The group reviews the full spectrum of FMCG products under Tata Consumer Products. What is the plan?
It actually emanated from two big Bombay House themes. First, we have the biggest brand in the country. But, with this brand name, why weren’t we making progress in the mainstream space? Number two is this whole philosophy of simplification, synergy, and scale.
If you look at the Tata Group’s consumer businesses, so far they were housed in three different pockets. There was tea and coffee at Tata Consumer. There was salt and a very small Sampann business in Tata Chemicals. Tata Industries had just launched into ready-to-eat with Tata SmartFoodz. And we had this joint venture hanging in the middle with PepsiCo.

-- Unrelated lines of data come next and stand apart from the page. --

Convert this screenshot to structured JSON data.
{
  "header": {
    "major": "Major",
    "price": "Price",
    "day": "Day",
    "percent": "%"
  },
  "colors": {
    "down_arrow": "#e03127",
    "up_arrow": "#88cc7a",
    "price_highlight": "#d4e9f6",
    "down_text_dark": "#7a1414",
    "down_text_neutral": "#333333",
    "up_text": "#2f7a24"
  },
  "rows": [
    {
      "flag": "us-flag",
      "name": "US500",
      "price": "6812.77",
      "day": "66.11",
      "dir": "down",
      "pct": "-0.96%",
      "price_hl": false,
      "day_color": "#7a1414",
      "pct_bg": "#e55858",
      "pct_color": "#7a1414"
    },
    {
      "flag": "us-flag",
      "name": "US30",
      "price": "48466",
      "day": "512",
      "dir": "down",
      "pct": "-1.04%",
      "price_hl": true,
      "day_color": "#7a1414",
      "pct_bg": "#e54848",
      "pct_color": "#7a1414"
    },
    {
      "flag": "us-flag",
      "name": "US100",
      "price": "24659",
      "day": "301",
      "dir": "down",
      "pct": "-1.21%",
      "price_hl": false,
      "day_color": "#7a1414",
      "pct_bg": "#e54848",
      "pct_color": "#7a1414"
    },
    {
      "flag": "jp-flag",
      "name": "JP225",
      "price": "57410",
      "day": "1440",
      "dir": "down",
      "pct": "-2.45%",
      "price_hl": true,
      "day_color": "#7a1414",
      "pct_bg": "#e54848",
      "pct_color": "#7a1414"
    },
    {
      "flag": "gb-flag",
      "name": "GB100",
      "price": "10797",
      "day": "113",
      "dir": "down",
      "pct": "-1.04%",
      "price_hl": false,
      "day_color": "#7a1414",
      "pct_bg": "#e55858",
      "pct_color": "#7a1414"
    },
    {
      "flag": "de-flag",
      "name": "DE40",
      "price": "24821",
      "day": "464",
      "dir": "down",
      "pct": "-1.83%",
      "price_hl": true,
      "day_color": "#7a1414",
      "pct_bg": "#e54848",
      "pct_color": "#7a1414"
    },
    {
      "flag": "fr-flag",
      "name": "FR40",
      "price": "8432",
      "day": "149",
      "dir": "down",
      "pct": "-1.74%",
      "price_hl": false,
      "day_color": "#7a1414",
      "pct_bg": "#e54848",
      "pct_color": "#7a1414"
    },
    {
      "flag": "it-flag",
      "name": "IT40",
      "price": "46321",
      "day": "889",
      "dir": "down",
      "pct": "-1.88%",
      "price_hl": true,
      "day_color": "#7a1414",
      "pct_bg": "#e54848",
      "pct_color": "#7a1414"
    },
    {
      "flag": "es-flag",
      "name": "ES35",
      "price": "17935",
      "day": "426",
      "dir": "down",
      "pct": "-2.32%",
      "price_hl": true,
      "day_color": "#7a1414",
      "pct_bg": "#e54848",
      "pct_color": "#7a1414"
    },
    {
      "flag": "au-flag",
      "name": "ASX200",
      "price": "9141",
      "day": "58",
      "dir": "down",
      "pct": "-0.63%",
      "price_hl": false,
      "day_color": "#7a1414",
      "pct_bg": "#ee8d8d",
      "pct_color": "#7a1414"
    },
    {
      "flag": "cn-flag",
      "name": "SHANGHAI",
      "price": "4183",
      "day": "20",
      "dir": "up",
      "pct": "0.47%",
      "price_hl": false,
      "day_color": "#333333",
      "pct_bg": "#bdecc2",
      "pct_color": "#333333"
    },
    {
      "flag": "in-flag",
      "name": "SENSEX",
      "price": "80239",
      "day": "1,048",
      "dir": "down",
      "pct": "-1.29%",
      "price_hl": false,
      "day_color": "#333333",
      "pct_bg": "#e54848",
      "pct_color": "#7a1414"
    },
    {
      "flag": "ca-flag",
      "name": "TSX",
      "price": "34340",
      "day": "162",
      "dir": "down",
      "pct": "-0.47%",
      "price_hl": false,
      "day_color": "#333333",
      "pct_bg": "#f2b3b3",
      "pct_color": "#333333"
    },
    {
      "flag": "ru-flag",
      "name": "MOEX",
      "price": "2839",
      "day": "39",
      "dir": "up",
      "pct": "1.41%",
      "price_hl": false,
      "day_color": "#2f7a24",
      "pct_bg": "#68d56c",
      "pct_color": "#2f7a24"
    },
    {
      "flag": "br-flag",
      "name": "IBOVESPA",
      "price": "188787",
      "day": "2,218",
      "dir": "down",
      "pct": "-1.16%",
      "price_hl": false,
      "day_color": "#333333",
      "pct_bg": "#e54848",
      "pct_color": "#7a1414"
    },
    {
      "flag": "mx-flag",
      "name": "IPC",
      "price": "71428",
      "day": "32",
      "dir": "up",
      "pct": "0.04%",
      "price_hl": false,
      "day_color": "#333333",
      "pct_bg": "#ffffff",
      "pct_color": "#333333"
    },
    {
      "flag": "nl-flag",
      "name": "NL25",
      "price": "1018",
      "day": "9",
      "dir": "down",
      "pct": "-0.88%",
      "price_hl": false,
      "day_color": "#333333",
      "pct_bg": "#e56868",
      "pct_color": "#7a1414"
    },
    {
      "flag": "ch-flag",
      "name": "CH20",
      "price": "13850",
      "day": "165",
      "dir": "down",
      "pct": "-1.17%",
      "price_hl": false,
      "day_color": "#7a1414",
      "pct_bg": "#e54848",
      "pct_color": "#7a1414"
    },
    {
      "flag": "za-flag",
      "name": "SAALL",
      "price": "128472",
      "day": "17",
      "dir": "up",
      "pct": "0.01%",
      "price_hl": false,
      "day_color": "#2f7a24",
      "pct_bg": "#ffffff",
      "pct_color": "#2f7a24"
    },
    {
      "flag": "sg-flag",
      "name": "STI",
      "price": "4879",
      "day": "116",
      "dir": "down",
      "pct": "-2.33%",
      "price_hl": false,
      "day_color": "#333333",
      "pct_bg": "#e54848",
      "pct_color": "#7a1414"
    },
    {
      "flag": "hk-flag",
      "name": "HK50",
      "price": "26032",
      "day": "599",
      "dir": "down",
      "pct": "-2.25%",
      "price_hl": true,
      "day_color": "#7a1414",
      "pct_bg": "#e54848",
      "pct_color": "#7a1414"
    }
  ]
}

You build basic runtime platforms and run through multiple product portfolios, that was the whole idea. So starting with merging the consumer products business of Tata Chemicals, integrating them into Tata Global Beverages, the idea was to build a base platform. As we continue to improve our capabilities, we will also begin to examine how we grow beyond where we are.
We have defined five platforms, on which we will focus. The first is tea, coffee and salt. The second is the entire pantry segment under Sampann. The third is breakfast, mini meals and cereals. Fourth, ready-to-drink beverages under the NourishCo brand. And finally, protein.
So those five platforms you described are where you’re going to grow.
We are supposed to become a total FMCG company. But, in the short term, we are focused on building a stronger food and beverage business. In food and beverage, we will focus on these five platforms and ensure that we grow on these platforms. For example, in coffee, we just launched quick filter coffee. In proteins, we have launched alternative meats. We will focus on portfolio growth and scaling.
How does inflation affect your business?
From the context of Indian consumption, tea is in deflationary mode. Tea prices rose dramatically in September 2020, following the initial lockdown, which occurred when the supply-demand equation collapsed. After that, tea prices went down. But we are seeing inflation in different parts of the business, especially in our salt business. [Salt prices] surged last year because there were prolonged rains in Gujarat.
But the biggest impact is energy. When oil prices rose, coal prices rose. Also, much of the coal we import, whether for calorific content or environmental ash residue, the movement of the dollar has not helped. There we took prizes. Over the past year, we have experienced an increase of approximately 30% in the price of salt.
We’re also seeing cost increases in freight, packaging, all that kind of stuff, but it’s something that we have to constantly monitor, either to continue to optimize costs or to make sure we pass on prices on consumers. if they are willing to pay. It’s a fine balance between trajectory of volumes, maintaining market share and balancing margin with rising costs.